Las Vegas attorney Mackenzie Warren of McDonald Carano said in an email that employers can generally require employees to be vaccinated as long as it relates to a valid business justification or necessity.

Warren said the employer must also explore “reasonable accommodations” based upon disability and religion.

“For Nevada resort and casinos, this business necessity test is likely easily met as these workers interact with the general public and are vital to the casino’s operation,” Warren said. “Gov. Sisolak’s recent upgrade of casino and resort employees to be eligible for the vaccine sooner via Nevada’s ‘frontline/essential workforce lane’ seems to bolster the importance and necessity in getting these workers vaccinated.”

Culinary Workers Local 226, the state’s largest labor union that represents some 60,000 hospitality industry workers, agrees that vaccinating the casino industry sends the correct message to the tourism world.

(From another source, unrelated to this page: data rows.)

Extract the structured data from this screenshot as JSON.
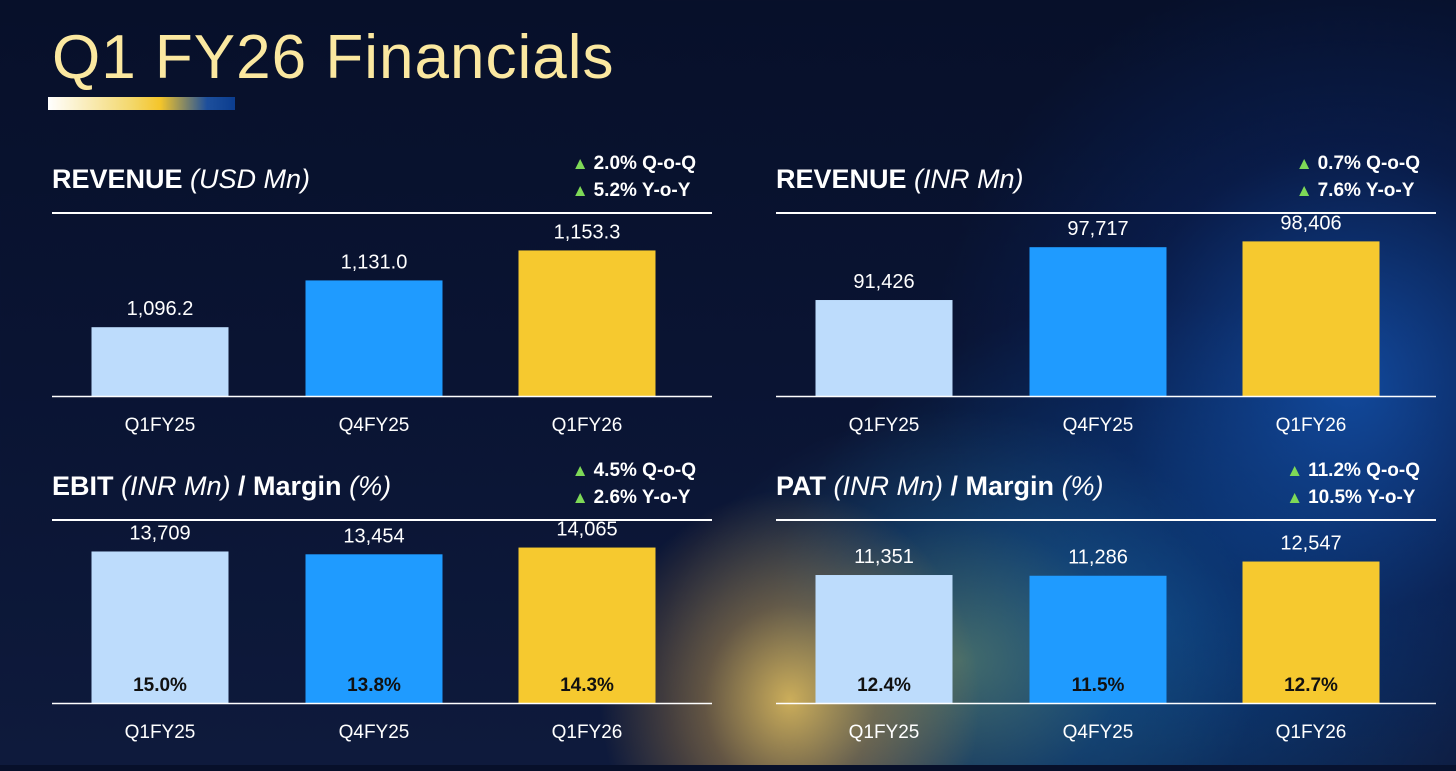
{
  "title": "Q1 FY26 Financials",
  "colors": {
    "q1fy25": "#bddcfc",
    "q4fy25": "#1f9bff",
    "q1fy26": "#f6c92f",
    "growth_arrow": "#7ed957",
    "title": "#fbe8a0"
  },
  "chart_data": [
    {
      "type": "bar",
      "title": "REVENUE",
      "unit": "(USD Mn)",
      "growth": [
        "2.0% Q-o-Q",
        "5.2% Y-o-Y"
      ],
      "categories": [
        "Q1FY25",
        "Q4FY25",
        "Q1FY26"
      ],
      "values": [
        1096.2,
        1131.0,
        1153.3
      ],
      "value_labels": [
        "1,096.2",
        "1,131.0",
        "1,153.3"
      ],
      "ylim": [
        1045,
        1170
      ]
    },
    {
      "type": "bar",
      "title": "REVENUE",
      "unit": "(INR Mn)",
      "growth": [
        "0.7% Q-o-Q",
        "7.6% Y-o-Y"
      ],
      "categories": [
        "Q1FY25",
        "Q4FY25",
        "Q1FY26"
      ],
      "values": [
        91426,
        97717,
        98406
      ],
      "value_labels": [
        "91,426",
        "97,717",
        "98,406"
      ],
      "ylim": [
        80000,
        100000
      ]
    },
    {
      "type": "bar",
      "title": "EBIT",
      "unit": "(INR Mn)",
      "separator": " / ",
      "subtitle": "Margin",
      "subunit": "(%)",
      "growth": [
        "4.5% Q-o-Q",
        "2.6% Y-o-Y"
      ],
      "categories": [
        "Q1FY25",
        "Q4FY25",
        "Q1FY26"
      ],
      "values": [
        13709,
        13454,
        14065
      ],
      "value_labels": [
        "13,709",
        "13,454",
        "14,065"
      ],
      "margins": [
        "15.0%",
        "13.8%",
        "14.3%"
      ],
      "ylim": [
        0,
        15200
      ]
    },
    {
      "type": "bar",
      "title": "PAT",
      "unit": "(INR Mn)",
      "separator": " / ",
      "subtitle": "Margin",
      "subunit": "(%)",
      "growth": [
        "11.2% Q-o-Q",
        "10.5% Y-o-Y"
      ],
      "categories": [
        "Q1FY25",
        "Q4FY25",
        "Q1FY26"
      ],
      "values": [
        11351,
        11286,
        12547
      ],
      "value_labels": [
        "11,351",
        "11,286",
        "12,547"
      ],
      "margins": [
        "12.4%",
        "11.5%",
        "12.7%"
      ],
      "ylim": [
        0,
        14900
      ]
    }
  ]
}
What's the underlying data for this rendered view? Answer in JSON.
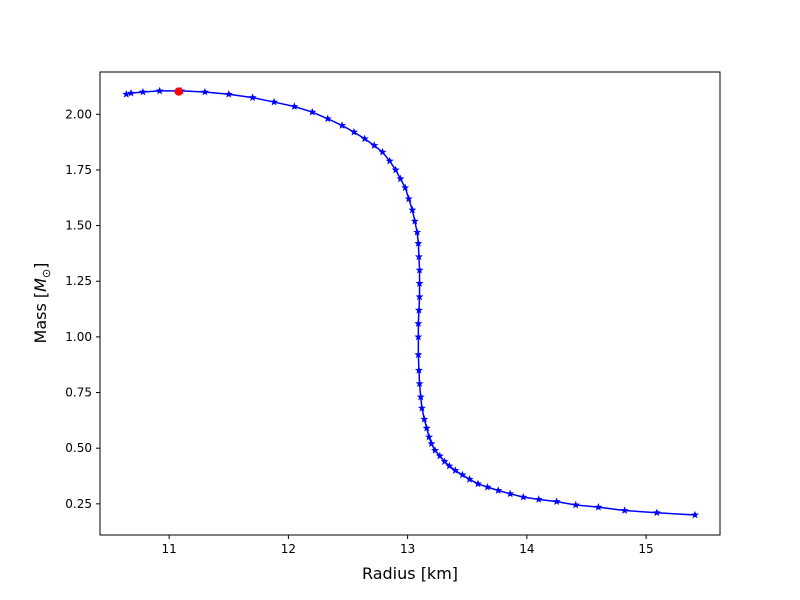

“The hospitality industry is critical for the well-being of the entire state of Nevada and the Culinary Union is supportive of the governor’s designation of hospitality workers as essential,” the union secretary-treasurer, Geoconda Argüello-Kline, said in a statement.

The union also provided a comment from a Bellagio guest room attendant who said she would “be first in line” when it comes to getting the vaccine.

“As hospitality workers, we are on the front lines dealing with customers from all over the world,” said Gladis Blanco, who has worked eight years at the Strip resort. “I would feel peace of mind knowing that my family and I are safe when I get the vaccine.”